Harry Potter and the Order of the Phoenix by J.K. Rowling
Yeeeah, so it only occurred to me yesterday that I hadn't actually gotten around to blogging about this instalment, which I finished several days ago, so you'll be getting two posts tonight instead of one. Unless I get a better offer before I finish the second one.
Again, I have surprisingly few comments to make about this book, which I think is a sign of how much I've been enjoying re-reading them.
1 - Tonks does magic in Privet Drive. A small thing, I know, but it's a covert operation and as we discover (later in this book, I think it is) the Ministry can't tell who performed spells, just where they were performed. They would have known about the magic and done something, just as they did when Dobby performed the Hover Charm, when Harry blew up Aunt Marge, and when he produced a Patronus in front of Dudley. In this book, Harry goes to a full trial for that last one, and so why is the fact that Tonks does magic in Privet Drive between these two events never mentioned?

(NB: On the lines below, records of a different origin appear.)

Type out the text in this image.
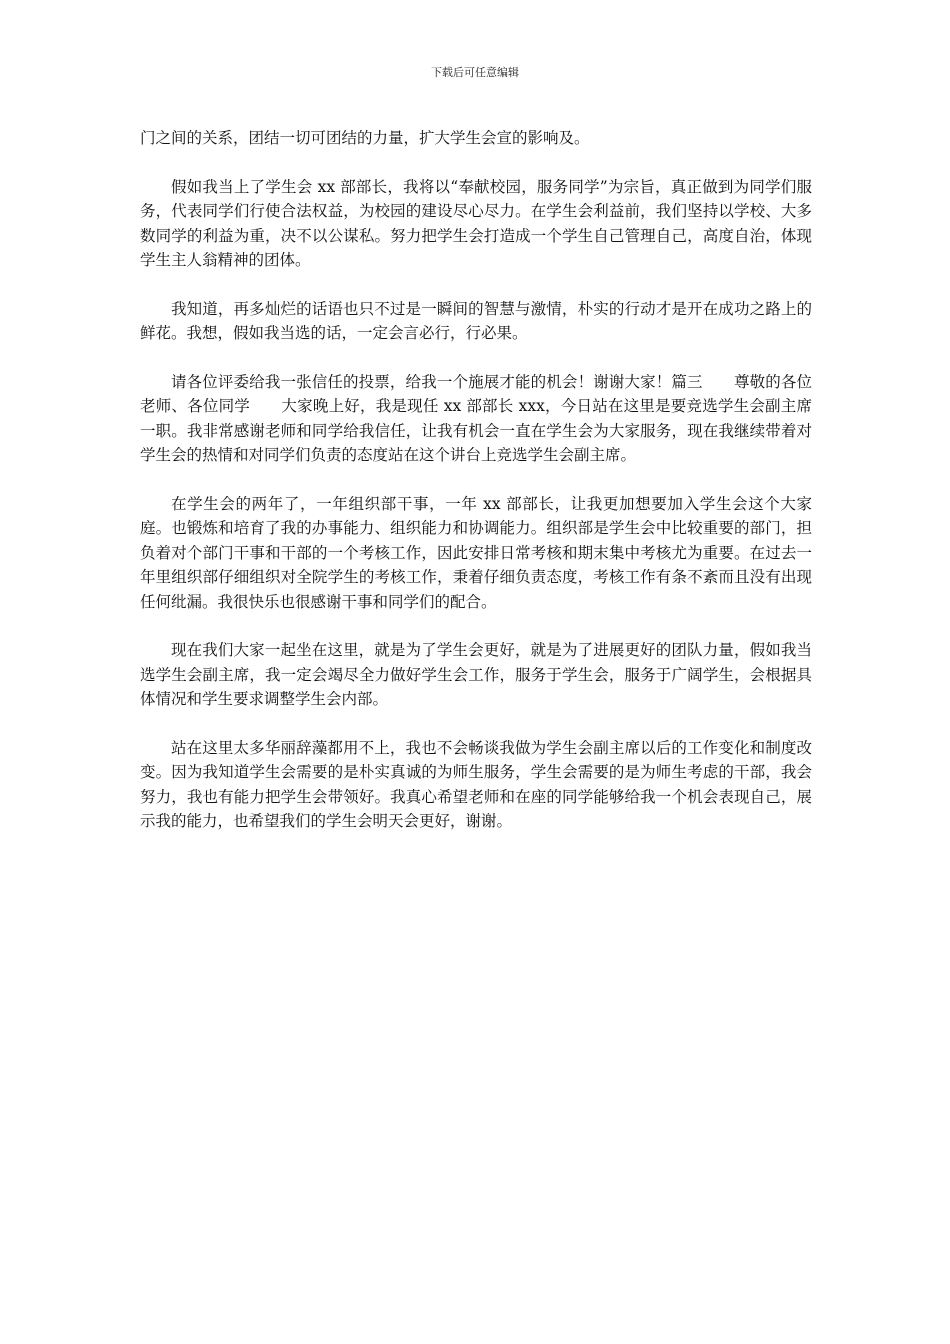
下载后可任意编辑

门之间的关系，团结一切可团结的力量，扩大学生会宣的影响及。

假如我当上了学生会 xx 部部长，我将以“奉献校园，服务同学”为宗旨，真正做到为同学们服务，代表同学们行使合法权益，为校园的建设尽心尽力。在学生会利益前，我们坚持以学校、大多数同学的利益为重，决不以公谋私。努力把学生会打造成一个学生自己管理自己，高度自治，体现学生主人翁精神的团体。

我知道，再多灿烂的话语也只不过是一瞬间的智慧与激情，朴实的行动才是开在成功之路上的鲜花。我想，假如我当选的话，一定会言必行，行必果。

请各位评委给我一张信任的投票，给我一个施展才能的机会！谢谢大家！篇三　　尊敬的各位老师、各位同学　　大家晚上好，我是现任 xx 部部长 xxx，今日站在这里是要竞选学生会副主席一职。我非常感谢老师和同学给我信任，让我有机会一直在学生会为大家服务，现在我继续带着对学生会的热情和对同学们负责的态度站在这个讲台上竞选学生会副主席。

在学生会的两年了，一年组织部干事，一年 xx 部部长，让我更加想要加入学生会这个大家庭。也锻炼和培育了我的办事能力、组织能力和协调能力。组织部是学生会中比较重要的部门，担负着对个部门干事和干部的一个考核工作，因此安排日常考核和期末集中考核尤为重要。在过去一年里组织部仔细组织对全院学生的考核工作，秉着仔细负责态度，考核工作有条不紊而且没有出现任何纰漏。我很快乐也很感谢干事和同学们的配合。

现在我们大家一起坐在这里，就是为了学生会更好，就是为了进展更好的团队力量，假如我当选学生会副主席，我一定会竭尽全力做好学生会工作，服务于学生会，服务于广阔学生，会根据具体情况和学生要求调整学生会内部。

站在这里太多华丽辞藻都用不上，我也不会畅谈我做为学生会副主席以后的工作变化和制度改变。因为我知道学生会需要的是朴实真诚的为师生服务，学生会需要的是为师生考虑的干部，我会努力，我也有能力把学生会带领好。我真心希望老师和在座的同学能够给我一个机会表现自己，展示我的能力，也希望我们的学生会明天会更好，谢谢。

2 - This book is really important because [SPOILER ALERT] Sirius dies. This is the first time a major character has died. Despite a lot of jeopardy in the books, up until this point, we've only seen Quirrel, Frank Bryce and Cedric Diggory die. And actually, I think Quirrel's death is made really quite ambiguous, it's not until much later that anyone actually says Quirrel was killed (I think, I could be wrong about this, and don't hesitate to shout out with page numbers if I am). So to kill a major character really ups the stakes, for the first time, you realise that actually, your favourite characters might not make it to the end of the series, let alone beyond it. And that's not only quite a brave thing for J.K. Rowling to have done with what is, essentially, a children's book, but it's so important for the readers.
3 - How Harry feels about Dumbledore after Sirius dies - hating his calm knowledge and understanding - is how I feel about him most of the time. I would say all, but there are a couple of specific moments when I feel differently. He just makes me want to throw things. He thinks he knows everything, and maybe he does, but there's a quiet smugness to him. Why should he get to decide when people are ready to know things? This bit of his speech says it all really: "...you are not nearly as angry with me as you ought to be. If you are to attack me, as I know you are close to doing, I would like to have thoroughly earned it." I want to attack him and he didn't even get my godfather killed. I'm amazed Harry didn't leap across the desk and flatten him. I just think that Dumbledore fulfils the role of the Wise Old Wizard - literally, in fact - and that's a character I've always found irritating. I had the same problem with Macon Ravenwood in the Beautiful Creatures series, though I didn't care anywhere as deeply for those books as I do for these, and so it didn't matter so much that one of the characters was such a constant cause of irritation.
Ending on a brighter note - Dumbledore dies at the end of the next book, so he didn't get to irritate me for too much longer.